Yesterday, Time-Life agreed to pay her legal costs and make a "substantial" payment, understood to be £15,000, which the court was told she would "give to others".

The company said it would also pay a similar sum to a charity of Mr Brooks's choice as a token of its "continued support for and faith in him".

In a statement issued through her lawyers, Mrs Lawrence, who was not in court, said her family had endured an 11-year struggle for justice.

"The publication of this book has just added to my distress," the statement said. "I was attacked in an appaling way. Horrible and untruthful things were said about me."

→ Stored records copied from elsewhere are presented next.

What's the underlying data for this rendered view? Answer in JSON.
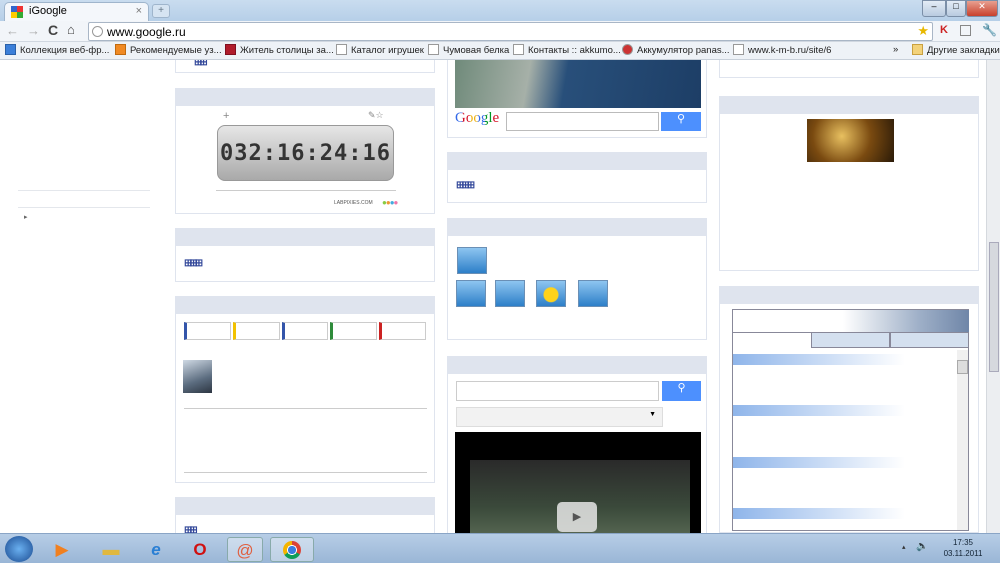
{
  "browser": {
    "tab_title": "iGoogle",
    "url": "www.google.ru",
    "bookmarks": [
      "Коллекция веб-фр...",
      "Рекомендуемые уз...",
      "Житель столицы за...",
      "Каталог игрушек",
      "Чумовая белка",
      "Контакты :: akkumo...",
      "Аккумулятор panas...",
      "www.k-m-b.ru/site/6"
    ],
    "overflow": "»",
    "other_bookmarks": "Другие закладки"
  },
  "countdown": {
    "value": "032:16:24:16",
    "credit": "LABPIXIES.COM"
  },
  "map_widget": {
    "logo": "Google"
  },
  "taskbar": {
    "time": "17:35",
    "date": "03.11.2011"
  },
  "colors": {
    "widget_header": "#dfe4ee",
    "search_button": "#4d90fe",
    "tab_colors": [
      "#3355aa",
      "#f2c200",
      "#3355aa",
      "#2e8b3a",
      "#cc2222"
    ]
  }
}
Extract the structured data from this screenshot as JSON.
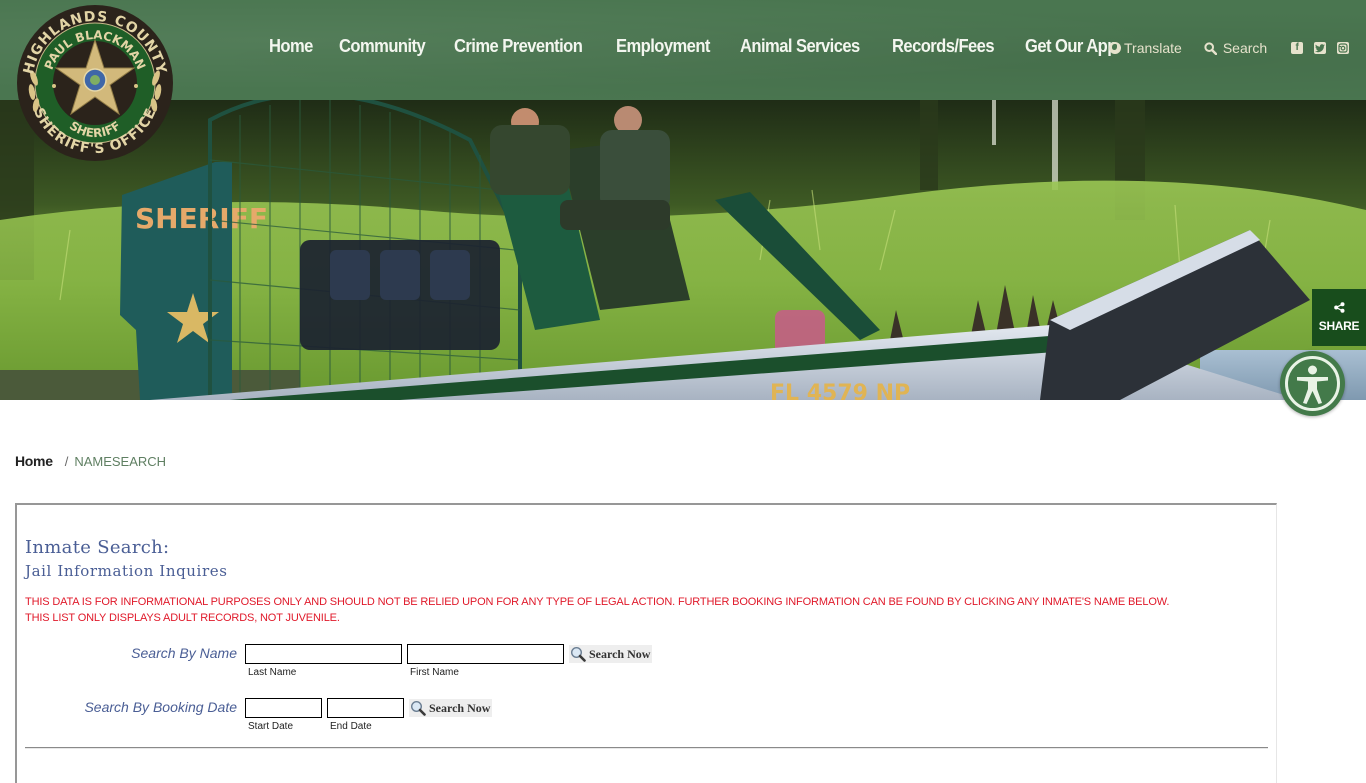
{
  "header": {
    "logo": {
      "ring_top": "HIGHLANDS COUNTY",
      "name_arc": "PAUL BLACKMAN",
      "badge_text": "SHERIFF",
      "ring_bottom": "SHERIFF'S OFFICE"
    },
    "nav": [
      {
        "label": "Home"
      },
      {
        "label": "Community"
      },
      {
        "label": "Crime Prevention"
      },
      {
        "label": "Employment"
      },
      {
        "label": "Animal Services"
      },
      {
        "label": "Records/Fees"
      },
      {
        "label": "Get Our App"
      }
    ],
    "translate_label": "Translate",
    "search_label": "Search",
    "social": [
      {
        "name": "facebook-icon",
        "glyph": "f"
      },
      {
        "name": "twitter-icon",
        "glyph": "t"
      },
      {
        "name": "instagram-icon",
        "glyph": "◎"
      }
    ]
  },
  "hero": {
    "boat_side_text": "SHERIFF",
    "registration": "FL 4579 NP"
  },
  "floating": {
    "share_label": "SHARE",
    "accessibility_label": "Accessibility"
  },
  "breadcrumb": {
    "home": "Home",
    "separator": "/",
    "current": "NAMESEARCH"
  },
  "panel": {
    "title": "Inmate Search:",
    "subtitle": "Jail Information Inquires",
    "warnings": [
      "THIS DATA IS FOR INFORMATIONAL PURPOSES ONLY AND SHOULD NOT BE RELIED UPON FOR ANY TYPE OF LEGAL ACTION. FURTHER BOOKING INFORMATION CAN BE FOUND BY CLICKING ANY INMATE'S NAME BELOW.",
      "THIS LIST ONLY DISPLAYS ADULT RECORDS, NOT JUVENILE."
    ],
    "name_search": {
      "label": "Search By Name",
      "last_name": {
        "value": "",
        "hint": "Last Name"
      },
      "first_name": {
        "value": "",
        "hint": "First Name"
      },
      "button": "Search Now"
    },
    "date_search": {
      "label": "Search By Booking Date",
      "start_date": {
        "value": "",
        "hint": "Start Date"
      },
      "end_date": {
        "value": "",
        "hint": "End Date"
      },
      "button": "Search Now"
    }
  },
  "colors": {
    "header_green": "#4a7650",
    "share_green": "#184d1c",
    "accessibility_green": "#437a4a",
    "heading_blue": "#4a5e95",
    "warning_red": "#e0192a",
    "breadcrumb_current": "#5f7f62"
  }
}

She criticised claims that she locked her son out of the family home when he failed to return at an agreed time. It was said that he had been rushing home for that reason on the night he was killed.

"It was intimated that I was somehow partly responsible for my son's murder ... I could not allow this to happen without protesting. Now an apology has been made which sets the record straight."

Lucy Moorman, representing Mrs Lawrence, told Mr Justice Eady that the book suggested her client had treated Mr Brooks with "hostility and insensitivity" and excluded him from Stephen's memorial service, but neither claim was true.

She said the book, co-authored by the Guardian writer Simon Hattenstone, suggested Mrs Lawrence "imposed a harsh and uncompromising regime on her children, did not feed Stephen properly and locked him out at night if he came home late".

"The implication was that this strict curfew contributed to Stephen being in Eltham where he met his killers on the night he died."

Ms Moorman said Mr Brooks was entitled to write about his experiences, but "the impression which the book gives of Stephen's home life and the claimant as a parent is mistaken".

Mr Brooks said a new publisher would reprint the book in an amended form.